…and some counterfactual history thrown in to boot…
Right at 10 years ago, the DM&E seemed to have all their ducks in a row to expand in to the Powder River Basin coal producing area. The only thing it lacked was financing. Two years later, DM&E kind of threw in the towel and was bought by Canadian Pacific. As I recall, CP left the door open for the expansion.
If DM&E had found funding for the expansion, and didn’t find the need to sell to CP, what would have happened to the railroad as the coal dream fell out from under it?
The “War on Coal” for the past several years undoutabtly influenced the earlier decision. The question about reserecting this project also will be influenced by future use of coal for generation of electricity. I doubt there will be any definitive answers from our group.
As a sort of side note: On Sunday, we had a BNSF unit grain train pass by(guess is 6,000’+) with a string of large covered hopper cars, they were mostly lettered for “SDPX and WRFX”; they also carried the graphics for South Dakota Soybean Producers Assoc.[ their major operation is a bean crushing plant in Volga,SD (Brookings Cnty) on what was the DM&E.]
It may now be on the Rapid City,Pierre & Eastern RR(?) Which CPR sold off back in 2014. Not sure where it was headed; from where it was stoppped it could go West onto Transcon, or even turn South toward the Gulf (?)

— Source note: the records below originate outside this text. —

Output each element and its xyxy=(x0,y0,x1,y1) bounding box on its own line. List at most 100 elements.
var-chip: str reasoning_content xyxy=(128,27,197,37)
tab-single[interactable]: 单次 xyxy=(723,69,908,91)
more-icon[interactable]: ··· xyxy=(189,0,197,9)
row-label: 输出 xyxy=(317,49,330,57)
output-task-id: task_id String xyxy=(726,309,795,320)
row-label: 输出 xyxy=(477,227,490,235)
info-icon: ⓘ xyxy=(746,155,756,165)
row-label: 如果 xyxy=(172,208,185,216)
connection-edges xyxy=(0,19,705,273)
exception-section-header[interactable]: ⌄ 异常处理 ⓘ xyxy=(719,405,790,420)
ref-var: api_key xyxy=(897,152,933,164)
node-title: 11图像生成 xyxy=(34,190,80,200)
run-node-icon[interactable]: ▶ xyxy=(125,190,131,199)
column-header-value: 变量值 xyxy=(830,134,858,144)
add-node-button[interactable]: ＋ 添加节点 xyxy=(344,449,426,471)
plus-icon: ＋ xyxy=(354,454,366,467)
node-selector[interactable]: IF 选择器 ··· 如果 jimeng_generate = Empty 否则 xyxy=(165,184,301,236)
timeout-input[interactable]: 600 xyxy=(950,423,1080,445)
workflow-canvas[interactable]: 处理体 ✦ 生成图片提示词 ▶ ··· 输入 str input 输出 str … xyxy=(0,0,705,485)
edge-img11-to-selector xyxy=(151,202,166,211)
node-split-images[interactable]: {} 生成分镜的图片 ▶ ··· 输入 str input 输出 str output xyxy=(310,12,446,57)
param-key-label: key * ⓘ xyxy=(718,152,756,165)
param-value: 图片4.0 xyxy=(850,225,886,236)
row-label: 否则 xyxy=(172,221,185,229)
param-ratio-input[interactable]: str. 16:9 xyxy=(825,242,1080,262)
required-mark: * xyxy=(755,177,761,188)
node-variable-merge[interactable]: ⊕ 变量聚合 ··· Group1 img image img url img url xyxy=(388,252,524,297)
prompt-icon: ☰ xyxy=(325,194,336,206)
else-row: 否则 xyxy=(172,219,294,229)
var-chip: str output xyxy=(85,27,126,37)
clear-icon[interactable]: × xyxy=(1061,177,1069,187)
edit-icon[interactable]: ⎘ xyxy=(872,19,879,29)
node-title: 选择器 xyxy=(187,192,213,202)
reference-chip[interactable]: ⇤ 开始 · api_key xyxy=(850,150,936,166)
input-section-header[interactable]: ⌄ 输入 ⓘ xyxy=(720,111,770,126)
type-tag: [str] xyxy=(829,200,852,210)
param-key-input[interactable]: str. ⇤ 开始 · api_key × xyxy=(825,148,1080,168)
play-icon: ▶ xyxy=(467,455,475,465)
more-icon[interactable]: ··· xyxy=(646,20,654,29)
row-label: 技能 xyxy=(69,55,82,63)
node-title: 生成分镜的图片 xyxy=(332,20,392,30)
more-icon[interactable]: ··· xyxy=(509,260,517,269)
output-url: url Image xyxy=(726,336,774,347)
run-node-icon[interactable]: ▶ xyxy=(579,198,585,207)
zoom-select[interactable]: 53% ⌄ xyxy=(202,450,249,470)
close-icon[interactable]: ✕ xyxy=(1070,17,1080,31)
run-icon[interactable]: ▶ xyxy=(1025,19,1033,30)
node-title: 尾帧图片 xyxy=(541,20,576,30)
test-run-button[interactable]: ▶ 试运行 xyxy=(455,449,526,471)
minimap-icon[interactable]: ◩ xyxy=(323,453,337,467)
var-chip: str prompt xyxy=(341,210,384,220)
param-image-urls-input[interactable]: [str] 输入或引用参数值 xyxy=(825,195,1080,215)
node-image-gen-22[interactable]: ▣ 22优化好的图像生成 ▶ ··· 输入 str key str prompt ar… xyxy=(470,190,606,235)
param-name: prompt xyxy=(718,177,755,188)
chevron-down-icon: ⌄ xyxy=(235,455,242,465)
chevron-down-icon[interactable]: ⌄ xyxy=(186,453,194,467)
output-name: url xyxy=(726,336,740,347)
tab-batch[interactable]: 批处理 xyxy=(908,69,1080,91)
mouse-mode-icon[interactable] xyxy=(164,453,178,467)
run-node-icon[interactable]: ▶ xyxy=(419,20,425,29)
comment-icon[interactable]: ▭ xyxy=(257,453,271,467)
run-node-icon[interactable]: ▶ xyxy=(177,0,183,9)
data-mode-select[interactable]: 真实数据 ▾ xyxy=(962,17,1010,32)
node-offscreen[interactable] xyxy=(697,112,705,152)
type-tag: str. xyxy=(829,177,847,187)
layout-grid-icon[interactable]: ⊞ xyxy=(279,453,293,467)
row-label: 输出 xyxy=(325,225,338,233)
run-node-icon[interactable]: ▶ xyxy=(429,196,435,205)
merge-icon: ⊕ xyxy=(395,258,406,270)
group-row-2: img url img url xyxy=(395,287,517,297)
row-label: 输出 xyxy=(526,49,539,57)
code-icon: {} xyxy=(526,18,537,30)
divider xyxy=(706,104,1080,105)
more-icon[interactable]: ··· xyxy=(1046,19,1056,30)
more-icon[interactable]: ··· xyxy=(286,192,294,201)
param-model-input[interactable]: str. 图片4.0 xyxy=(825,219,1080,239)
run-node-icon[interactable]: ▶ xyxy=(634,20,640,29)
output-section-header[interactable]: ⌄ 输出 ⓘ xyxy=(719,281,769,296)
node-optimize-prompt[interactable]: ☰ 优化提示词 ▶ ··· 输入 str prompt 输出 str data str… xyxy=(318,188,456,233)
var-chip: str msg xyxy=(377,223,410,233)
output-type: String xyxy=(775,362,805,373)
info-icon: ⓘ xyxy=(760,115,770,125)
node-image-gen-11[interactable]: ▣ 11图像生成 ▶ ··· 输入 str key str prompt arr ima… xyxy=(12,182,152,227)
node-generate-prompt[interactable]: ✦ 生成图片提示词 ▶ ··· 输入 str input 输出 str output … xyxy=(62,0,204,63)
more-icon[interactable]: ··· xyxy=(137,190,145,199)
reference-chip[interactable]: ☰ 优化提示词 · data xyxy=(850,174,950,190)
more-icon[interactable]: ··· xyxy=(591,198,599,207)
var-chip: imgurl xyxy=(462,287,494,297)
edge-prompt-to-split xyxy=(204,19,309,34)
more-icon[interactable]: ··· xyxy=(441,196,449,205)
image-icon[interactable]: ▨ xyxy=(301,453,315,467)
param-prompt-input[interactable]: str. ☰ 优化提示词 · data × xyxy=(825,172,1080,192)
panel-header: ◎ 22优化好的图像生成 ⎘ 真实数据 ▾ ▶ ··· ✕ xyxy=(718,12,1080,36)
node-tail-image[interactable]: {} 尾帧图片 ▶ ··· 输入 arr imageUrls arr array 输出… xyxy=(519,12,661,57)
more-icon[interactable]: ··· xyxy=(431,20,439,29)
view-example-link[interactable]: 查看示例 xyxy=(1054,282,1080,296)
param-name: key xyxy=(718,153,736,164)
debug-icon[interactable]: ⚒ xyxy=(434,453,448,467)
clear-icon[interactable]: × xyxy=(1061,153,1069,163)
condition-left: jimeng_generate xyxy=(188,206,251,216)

Today’s (Mon. 10 Apr 2017) Wall Street Journal had a medium-length article on the last page of the B-section - “The Coal Industry Is Reviving but Not Because of Trump” [caps as in original] (bottom of pg. B-10, cols. 1 - 5).
From the article (cols. 4 - 5): “The key is the price of U.S. natural gas . . . Friday morning [front-month futures] fetched $3.33 a million British thermal units.” . . . “Arch Coal* reckons that at prices above $3.00, coal from the Powder River Basin in Montana and Wyoming, where they and Peabody have enormous reserves, is competitive with natural gas almost anywhere in the contiguous 48 states.”
*Above in the article (col. 3) it said: “The two largest U.S. coal producers, Arch Coal and Peabody Energy, have left bankruptcy.”, and “Companies shorn of billions in debt can make money today and possibly a good deal more in the future.” (col. 4)
I don’t think it will ever get resurrected as I didn’t think it made any financial sense to begin with. Apparently the bankers agreed with me. I was more curious about what would have happened if DM&E had gotten the green light and was deep into construction 10 years ago.
If the possibility of access to the PRB had not occurred, 2/3rds of the line, especially to the west, would already have abandoned and the rest might have gone to the great scrapyard in the sky eventually. (remember - the track and subgrade conditions allowed parked railcars to abandon, in-place, overnite.)
Thanks for the info from WSJ regarding coal. I love the use of the word “fetch” in the article.
FWIW…the NS Chicago line here in NW Indiana seems to be running more and more coal. There is almost a daily NS880 which is an EB movement with 2 BNSF motors. Today there were two such EB loads. This is a huge increase over a year ago, when it would be normal to see one such train per week.
With those two coal companies coming out of bankruptcy, it could be good times…for awhile.
Probably as soon as the coal market dropped in the last 2 -3 years, DM&E would not have been able to cover its ‘fixed charges’ = repayment of any bonds and loans it obtained to build the line. Then we would have seen what I believe would have been the first financial reorganization of a significant railroad under the ‘new’ U.S. Bankruptcy Code (based on the 1978 rewrite, before that it was a ‘Section 77 proceeding’). If the DM&E had any chance of making money on just the operating revenues and costs going forward, then its financial structure would have been altered accordingly so that it would be a ‘going concern’. Likely the bankers - more accurately, any bond/ debt holders - would have gotten a ‘haircut’ = bonds greatly devalued. Evidently they were concerned about that possibility.
If I recall correctly, it was the refusal of the Feds to participate with a loan guarantee that finally killed this proposal. With hindsight, they were correct; and the downturn in Powder River coal shipments would have made this line the weakest competitor in market with surplus capacity.
Out here the idea was sold with less than objective information. The best example of that was the promotion of a portion of the line (Sioux Falls to Rapid City) as a passenger rail route.
The chief lobbyist for the deal was a between-public-jobs career politician. He has since regained elective office.